Graph-Parsing Pipeline and Example Data

To enable reproducible results and help in understanding our approach we have open-sourced the full parsing pipeline that can create the ITEG from our paper.

Additionally, the repository contains an example graph created from the Tranco Top 1M list that can be directly imported and explored via Neo4J. The code and data can be found [here] or directly via Git:

git clone git@github.com:tumi8/iteg.git
cd graph-pipeline
git lfs pull

Git-LFS is only used for the example data. For simplicity, we excluded the full IPv4 address space scan (performed with ZMap) and the scan for an open port 443 on IPv6 Addresses with zmapv6 in this example. In the following we explain the steps necessary to reproduce the example-data/ from the repository.

1. Input Lists

The input for our ITEG was a domain name list and a full IPv4 address space scan. However, we skipt the latter in this example and, instead, use the IP addresses from the blocklists as additional input. For this example, we used the Tranco top 1M domains, the SSLBL, and the Feodo Tracker:

curl https://tranco-list.eu/download/G6Z3K/1000000 | cut -d , -f 2 > example-data/tranco-input.txt
curl https://sslbl.abuse.ch/blacklist/sslblacklist.csv > example-data/blocklists/abuse_ch_sslbl.sha1.csv
curl https://sslbl.abuse.ch/blacklist/sslipblacklist.csv > example-data/blocklists/abuse_ch_sslbl.ip.csv
curl https://feodotracker.abuse.ch/downloads/ipblocklist.csv > example-data/blocklists/abuse_ch_feodo.ip.csv

2. DNS Resolutions

We have used a local unbound server and massdns for our large-scale DNS resolutions. Any software would work that produces a CSV file like the following:

172.217.16.206,google.com
2a00:1450:4001:806::200e,google.com

We started with a list of domains names (example-data/tranco-input.txt), resolved them via massdns, and parsed the output into the proper format:

massdns  -o J -t AAAA -t A --filter NOERROR -r ./example-data/resolvers.txt \
    example-data/tranco-input.txt  | ./parse_massdns.py --output example-data/dns

This creates two files each for the IPv4 and IPv6 DNS resolutions.

3. The TLS Scan

Our TLS measruements were performed with the TUM goscanner. Please download and build the scanner. The scanner needs a single input file:

cat <(grep -F "#" -v example-data/blocklists/abuse_ch_sslbl.ip.csv | cut -d , --output-delimiter ":" -f 2,3) \
    <(grep -F "#" -v example-data/blocklists/abuse_ch_feodo.ip.csv | csvtool -u : col 2,3 - | tail -n +2) \
    example-data/dns/*.ipdomain | shuf > example-data/goscanner-input.csv

Then, we can start with the actual TLS measurements:

ulimit -n 1024000
goscanner -C example-data/goscanner.conf \
    --input-file example-data/goscanner-input.csv \
    --output example-data/tls

4. Combining it all as ITEG

We created the ITEG with Apache Spark. Spark can be tricky to set up; hence, we provide docker scripts that set up the environment and parse the example data. Have a look at the docker-compose.yml and the parsing script for further details. The script extracts the scan dates from the directory name of the input. Note the necessary cache directory that can be deleted after the run.

./create_graph.sh

5. Explore and Analyze the ITEG

Our parsing pipeline produces multiple files for each type of edge and node that can be analyzed with other tools. For example, the CSV output under example-data/tls_graph can be directly imported into Neo4J. Although, they need to be decompressed (e.g., with zstd --rm -d *.zst).
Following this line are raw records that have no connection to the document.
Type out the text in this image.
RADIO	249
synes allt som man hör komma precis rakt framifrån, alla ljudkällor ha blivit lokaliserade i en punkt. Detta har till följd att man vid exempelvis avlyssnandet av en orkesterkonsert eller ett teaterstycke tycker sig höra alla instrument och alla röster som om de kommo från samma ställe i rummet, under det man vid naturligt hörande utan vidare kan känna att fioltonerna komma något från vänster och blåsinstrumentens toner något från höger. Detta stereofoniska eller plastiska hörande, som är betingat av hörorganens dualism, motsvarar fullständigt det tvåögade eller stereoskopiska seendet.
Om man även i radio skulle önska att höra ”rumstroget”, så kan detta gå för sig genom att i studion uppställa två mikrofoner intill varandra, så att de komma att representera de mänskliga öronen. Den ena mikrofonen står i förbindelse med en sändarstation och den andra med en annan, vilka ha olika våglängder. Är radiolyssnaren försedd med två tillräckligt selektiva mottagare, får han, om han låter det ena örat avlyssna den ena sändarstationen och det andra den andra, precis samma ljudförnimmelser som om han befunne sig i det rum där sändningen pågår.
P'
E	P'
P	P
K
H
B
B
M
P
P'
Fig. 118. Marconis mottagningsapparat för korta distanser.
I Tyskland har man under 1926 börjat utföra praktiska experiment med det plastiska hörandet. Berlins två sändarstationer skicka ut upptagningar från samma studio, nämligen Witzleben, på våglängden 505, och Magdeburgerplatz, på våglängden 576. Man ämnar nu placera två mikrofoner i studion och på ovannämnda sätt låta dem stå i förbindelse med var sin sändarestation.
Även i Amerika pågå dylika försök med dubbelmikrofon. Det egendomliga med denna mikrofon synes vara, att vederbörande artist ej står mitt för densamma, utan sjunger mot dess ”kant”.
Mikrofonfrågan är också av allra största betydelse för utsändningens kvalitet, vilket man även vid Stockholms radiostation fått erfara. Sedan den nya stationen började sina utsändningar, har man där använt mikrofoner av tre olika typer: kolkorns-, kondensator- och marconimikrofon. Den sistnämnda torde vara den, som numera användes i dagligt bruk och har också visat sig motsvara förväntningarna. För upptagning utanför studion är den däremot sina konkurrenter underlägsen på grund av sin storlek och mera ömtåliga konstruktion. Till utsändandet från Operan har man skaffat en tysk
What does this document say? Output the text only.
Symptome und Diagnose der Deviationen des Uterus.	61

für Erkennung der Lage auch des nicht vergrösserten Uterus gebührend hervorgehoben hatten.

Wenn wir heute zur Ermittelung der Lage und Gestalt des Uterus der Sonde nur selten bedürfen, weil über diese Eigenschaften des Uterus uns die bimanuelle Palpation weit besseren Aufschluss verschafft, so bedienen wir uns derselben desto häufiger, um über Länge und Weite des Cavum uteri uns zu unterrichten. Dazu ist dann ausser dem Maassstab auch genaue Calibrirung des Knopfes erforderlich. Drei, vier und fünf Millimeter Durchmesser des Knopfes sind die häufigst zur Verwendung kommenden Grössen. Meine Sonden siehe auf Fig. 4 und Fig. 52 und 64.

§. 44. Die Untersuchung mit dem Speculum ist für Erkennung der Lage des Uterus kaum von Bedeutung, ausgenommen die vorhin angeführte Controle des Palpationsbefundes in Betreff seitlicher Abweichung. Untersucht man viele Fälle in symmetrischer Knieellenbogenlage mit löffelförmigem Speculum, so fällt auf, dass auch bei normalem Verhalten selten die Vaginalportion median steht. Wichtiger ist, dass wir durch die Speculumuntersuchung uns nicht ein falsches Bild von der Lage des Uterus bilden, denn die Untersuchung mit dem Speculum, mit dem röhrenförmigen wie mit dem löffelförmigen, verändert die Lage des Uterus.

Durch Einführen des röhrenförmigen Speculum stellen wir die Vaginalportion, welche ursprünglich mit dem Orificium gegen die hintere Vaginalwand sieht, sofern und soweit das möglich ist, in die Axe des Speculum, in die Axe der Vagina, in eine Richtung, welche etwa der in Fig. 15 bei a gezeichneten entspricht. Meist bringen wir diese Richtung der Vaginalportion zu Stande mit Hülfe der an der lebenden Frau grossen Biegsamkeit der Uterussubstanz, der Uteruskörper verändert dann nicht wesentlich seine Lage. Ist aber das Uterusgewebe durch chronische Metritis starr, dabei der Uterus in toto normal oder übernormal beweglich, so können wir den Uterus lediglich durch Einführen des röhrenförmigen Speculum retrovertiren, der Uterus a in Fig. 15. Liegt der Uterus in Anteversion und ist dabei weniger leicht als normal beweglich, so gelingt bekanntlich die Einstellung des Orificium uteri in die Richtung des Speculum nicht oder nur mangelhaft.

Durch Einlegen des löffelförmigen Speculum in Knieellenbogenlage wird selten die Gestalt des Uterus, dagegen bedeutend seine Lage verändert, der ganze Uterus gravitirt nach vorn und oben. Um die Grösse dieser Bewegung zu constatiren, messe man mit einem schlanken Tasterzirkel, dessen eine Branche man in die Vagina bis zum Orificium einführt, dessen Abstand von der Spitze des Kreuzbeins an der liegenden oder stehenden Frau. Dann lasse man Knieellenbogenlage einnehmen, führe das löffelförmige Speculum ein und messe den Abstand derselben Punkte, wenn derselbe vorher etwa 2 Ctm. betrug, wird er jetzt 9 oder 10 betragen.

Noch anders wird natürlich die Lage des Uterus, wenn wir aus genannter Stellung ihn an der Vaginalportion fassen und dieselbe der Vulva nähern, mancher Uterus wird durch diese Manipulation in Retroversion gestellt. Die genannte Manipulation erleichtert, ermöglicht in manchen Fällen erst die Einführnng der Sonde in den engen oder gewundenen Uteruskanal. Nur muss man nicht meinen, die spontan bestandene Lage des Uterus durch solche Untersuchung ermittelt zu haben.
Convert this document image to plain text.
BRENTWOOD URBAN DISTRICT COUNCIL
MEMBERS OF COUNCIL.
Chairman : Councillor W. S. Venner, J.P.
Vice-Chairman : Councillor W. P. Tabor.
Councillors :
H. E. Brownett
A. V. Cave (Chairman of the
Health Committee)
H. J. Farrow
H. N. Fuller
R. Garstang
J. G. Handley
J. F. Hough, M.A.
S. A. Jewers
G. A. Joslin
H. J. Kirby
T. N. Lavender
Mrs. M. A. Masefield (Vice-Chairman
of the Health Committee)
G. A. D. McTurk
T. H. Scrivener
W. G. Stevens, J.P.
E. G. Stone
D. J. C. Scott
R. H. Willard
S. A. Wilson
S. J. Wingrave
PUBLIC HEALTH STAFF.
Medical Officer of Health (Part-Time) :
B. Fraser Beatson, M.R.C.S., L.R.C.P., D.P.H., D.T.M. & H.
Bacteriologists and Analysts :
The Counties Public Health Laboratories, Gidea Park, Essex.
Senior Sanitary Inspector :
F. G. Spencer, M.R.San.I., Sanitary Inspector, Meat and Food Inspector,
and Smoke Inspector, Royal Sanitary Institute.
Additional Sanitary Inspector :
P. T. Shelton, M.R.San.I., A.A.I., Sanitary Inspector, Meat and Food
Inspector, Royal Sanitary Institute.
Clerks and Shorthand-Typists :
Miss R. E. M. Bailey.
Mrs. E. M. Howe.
./import_neo4j.sh example-data/tls_graph

We experienced that Neo4J provides a convenient Interface to manually explore the graph; however, for more advanced analyses we recommend tools like Apache Spark with the GraphFrames library.

The output of the Neo4J schema function:

Schema of the Example-Graph

Note that there were IP Addresses embedded as Altertnative Name in some certificates. These were always self-signed certificates. However, we did not consider such cases in the paper.

The TMA website

tma.ifip.org was not on the tranco top list, but we manually added it for demonstration. If you are running Neo4J you can see yourself, or have a look at the following excerpt:

Example from the Graph

You can see that tma.ifip.org is quite isolated, it has its own IP address and certificate. However, the parent domain ifip.org has a certificate that reveal the alias ifip.or.at.